Creditors, including the Pension Benefit Guaranty Corporation (PBGC), have filed objections to the disclosure statement submitted by the airline. The air carrier is reorganizing in the US Bankruptcy Court for the District of Hawaii in Honolulu and has warned that, as part of its reorganization, it intends to seek to terminate its pension plans (See NewsDash – October 26 TERMINATE SHUN? ).
A five-day hearing was scheduled to end Thursday, but has been extended an additional day to 10 a.m. Tuesday, when the sides will present their closing arguments, according to the Honolulu Star-Bulletin.
Aloha’s current financial situation and the affordability of the unions’ pension plans were the hot topics on Thursday. The airline says it needs to get its costs lower and to terminate the defined-benefit plans to comply with the investment group’s reorganization plan.
Aloha’s chief financial officer, Jeffrey Kessler, said on the witness stand that the company was projecting $18.5 million in earnings before interest, taxes, depreciation, amortization and restructuring for this year, the Star-Bulletin reports. He also said that the airline was expecting operating income of $5 million to $7 million in November and December – historically profitable months due to the holidays – but would have a net loss of about $1.5 million in October.

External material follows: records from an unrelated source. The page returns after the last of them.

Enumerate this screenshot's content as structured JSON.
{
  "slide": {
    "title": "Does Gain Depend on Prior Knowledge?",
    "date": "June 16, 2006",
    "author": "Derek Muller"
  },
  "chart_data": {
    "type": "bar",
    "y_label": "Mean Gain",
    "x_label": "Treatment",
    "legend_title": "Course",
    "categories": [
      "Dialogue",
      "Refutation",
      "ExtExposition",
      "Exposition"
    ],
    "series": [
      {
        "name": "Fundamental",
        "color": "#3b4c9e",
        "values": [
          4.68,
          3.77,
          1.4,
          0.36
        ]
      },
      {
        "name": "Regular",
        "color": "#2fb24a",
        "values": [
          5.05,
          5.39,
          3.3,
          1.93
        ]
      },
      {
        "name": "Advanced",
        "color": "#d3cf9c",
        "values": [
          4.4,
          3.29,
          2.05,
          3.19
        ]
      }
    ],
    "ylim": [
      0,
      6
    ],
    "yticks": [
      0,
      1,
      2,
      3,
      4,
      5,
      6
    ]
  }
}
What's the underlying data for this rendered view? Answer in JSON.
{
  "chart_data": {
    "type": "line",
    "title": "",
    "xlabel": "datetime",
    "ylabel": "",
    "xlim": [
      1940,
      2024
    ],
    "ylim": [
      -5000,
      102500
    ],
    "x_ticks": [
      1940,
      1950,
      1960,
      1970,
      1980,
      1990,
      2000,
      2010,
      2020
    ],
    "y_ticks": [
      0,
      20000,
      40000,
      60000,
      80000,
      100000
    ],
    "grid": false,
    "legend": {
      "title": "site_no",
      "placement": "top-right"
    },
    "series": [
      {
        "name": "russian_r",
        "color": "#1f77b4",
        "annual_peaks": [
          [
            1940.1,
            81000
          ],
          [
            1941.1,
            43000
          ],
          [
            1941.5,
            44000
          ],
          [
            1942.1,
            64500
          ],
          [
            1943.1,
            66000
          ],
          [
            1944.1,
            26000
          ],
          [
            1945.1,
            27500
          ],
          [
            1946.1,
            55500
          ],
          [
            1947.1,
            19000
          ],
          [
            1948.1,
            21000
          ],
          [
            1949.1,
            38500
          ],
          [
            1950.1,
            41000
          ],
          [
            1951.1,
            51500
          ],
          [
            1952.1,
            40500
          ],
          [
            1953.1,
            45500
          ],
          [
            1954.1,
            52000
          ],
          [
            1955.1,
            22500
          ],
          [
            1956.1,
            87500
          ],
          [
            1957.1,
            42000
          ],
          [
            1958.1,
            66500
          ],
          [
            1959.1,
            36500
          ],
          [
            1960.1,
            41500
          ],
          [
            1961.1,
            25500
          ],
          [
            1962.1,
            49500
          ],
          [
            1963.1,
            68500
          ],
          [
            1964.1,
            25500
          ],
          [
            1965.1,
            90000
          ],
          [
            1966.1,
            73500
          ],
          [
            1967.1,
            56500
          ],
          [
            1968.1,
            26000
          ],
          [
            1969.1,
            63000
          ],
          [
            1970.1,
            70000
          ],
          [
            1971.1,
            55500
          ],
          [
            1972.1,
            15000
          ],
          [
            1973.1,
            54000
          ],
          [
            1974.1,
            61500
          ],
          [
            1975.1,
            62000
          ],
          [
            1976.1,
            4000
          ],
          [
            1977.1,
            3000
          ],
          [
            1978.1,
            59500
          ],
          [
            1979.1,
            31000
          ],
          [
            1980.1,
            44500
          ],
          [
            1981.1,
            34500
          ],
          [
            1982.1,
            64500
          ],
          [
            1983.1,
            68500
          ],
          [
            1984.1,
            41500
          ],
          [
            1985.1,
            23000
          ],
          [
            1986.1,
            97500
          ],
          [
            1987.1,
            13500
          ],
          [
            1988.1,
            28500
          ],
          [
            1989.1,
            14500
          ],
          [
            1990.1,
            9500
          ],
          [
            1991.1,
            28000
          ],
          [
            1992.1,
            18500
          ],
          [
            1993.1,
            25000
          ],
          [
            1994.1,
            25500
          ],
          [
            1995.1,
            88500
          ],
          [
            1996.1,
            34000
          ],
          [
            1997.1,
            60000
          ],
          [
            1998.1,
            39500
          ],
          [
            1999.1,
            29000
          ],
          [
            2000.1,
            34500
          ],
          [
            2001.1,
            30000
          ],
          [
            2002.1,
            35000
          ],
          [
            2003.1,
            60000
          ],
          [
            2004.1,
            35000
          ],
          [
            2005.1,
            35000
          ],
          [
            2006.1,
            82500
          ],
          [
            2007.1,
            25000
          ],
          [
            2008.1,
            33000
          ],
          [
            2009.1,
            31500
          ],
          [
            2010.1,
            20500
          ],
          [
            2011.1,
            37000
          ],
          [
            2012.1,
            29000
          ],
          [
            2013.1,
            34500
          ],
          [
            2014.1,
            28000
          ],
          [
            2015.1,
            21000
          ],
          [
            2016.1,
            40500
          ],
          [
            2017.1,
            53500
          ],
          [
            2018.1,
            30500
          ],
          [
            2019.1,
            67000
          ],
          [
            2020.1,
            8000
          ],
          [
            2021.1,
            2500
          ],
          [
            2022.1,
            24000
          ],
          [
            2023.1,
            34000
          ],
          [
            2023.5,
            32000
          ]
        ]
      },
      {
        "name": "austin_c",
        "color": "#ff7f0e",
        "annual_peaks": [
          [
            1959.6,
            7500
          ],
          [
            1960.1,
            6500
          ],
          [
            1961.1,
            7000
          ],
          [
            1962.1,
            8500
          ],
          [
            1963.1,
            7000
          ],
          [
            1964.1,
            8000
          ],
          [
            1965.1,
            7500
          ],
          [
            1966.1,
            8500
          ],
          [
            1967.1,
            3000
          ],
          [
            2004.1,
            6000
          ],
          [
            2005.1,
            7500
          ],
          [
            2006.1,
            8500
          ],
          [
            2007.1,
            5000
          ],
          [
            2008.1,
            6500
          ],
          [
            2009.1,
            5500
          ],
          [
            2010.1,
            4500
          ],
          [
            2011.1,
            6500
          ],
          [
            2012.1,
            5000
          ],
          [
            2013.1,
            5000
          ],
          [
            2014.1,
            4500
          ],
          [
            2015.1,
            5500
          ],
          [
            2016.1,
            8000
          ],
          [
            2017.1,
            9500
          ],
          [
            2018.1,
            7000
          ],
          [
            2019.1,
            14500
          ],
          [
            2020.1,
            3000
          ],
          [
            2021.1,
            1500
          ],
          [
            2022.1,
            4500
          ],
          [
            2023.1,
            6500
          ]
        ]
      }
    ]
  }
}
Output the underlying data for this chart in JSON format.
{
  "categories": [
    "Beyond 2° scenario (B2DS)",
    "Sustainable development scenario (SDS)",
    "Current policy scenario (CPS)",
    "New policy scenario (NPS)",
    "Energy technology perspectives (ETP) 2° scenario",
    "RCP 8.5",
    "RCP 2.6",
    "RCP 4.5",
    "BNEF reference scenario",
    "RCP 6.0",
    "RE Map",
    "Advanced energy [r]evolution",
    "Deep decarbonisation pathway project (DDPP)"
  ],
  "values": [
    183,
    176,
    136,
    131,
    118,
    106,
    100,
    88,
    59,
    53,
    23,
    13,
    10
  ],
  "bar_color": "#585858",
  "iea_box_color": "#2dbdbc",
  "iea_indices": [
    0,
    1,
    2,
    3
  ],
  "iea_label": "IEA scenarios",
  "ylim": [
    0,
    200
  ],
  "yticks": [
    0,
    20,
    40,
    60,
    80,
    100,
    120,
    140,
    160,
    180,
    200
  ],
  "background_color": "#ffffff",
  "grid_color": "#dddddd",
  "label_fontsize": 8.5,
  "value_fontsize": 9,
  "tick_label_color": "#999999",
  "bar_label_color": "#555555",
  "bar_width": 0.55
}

Steve Schreiber, attorney for the PBGC, argued that the airline was lumping all of the defined-benefit pension plans together and that based on available numbers the company’s liability in the next five to six years wouldn’t change if it retained the pension plans of the mechanics, clerical workers and dispatchers. Under new agreements reached with those groups, the company agreed to contribute 3% of annual earnings into a multiemployer plan for the mechanics and clerical workers and a similar amount into a defined-contribution plan for the dispatchers.
Al Pattison, Aloha’s senior vice president of human resources, said the agreements with the three groups only allow pension-plan termination if all of the airline’s unions comply. The agreements still need court approval.
Craig Yamaoka, a financial analyst for the PBGC, said that Perseus LLC, a Washington, D.C.-based private-equity firm had conversations with the unsecured creditors’ committee about two weeks ago and said it may be able to do something about the defined benefit plan issue. Perseus initially had proposed purchasing Aloha’s assets out of bankruptcy rather than take the carrier through reorganization. Hawaiian Airlines Chief Executive Bruce Nobles declined Thursday to reveal whether Perseus would consider keeping the defined-benefit plans.
Faris encouraged the parties to settle their differences because he feared what could happen if he had to choose between the company and the labor unions. “Whoever wins this motion really doesn’t win,” Faris said.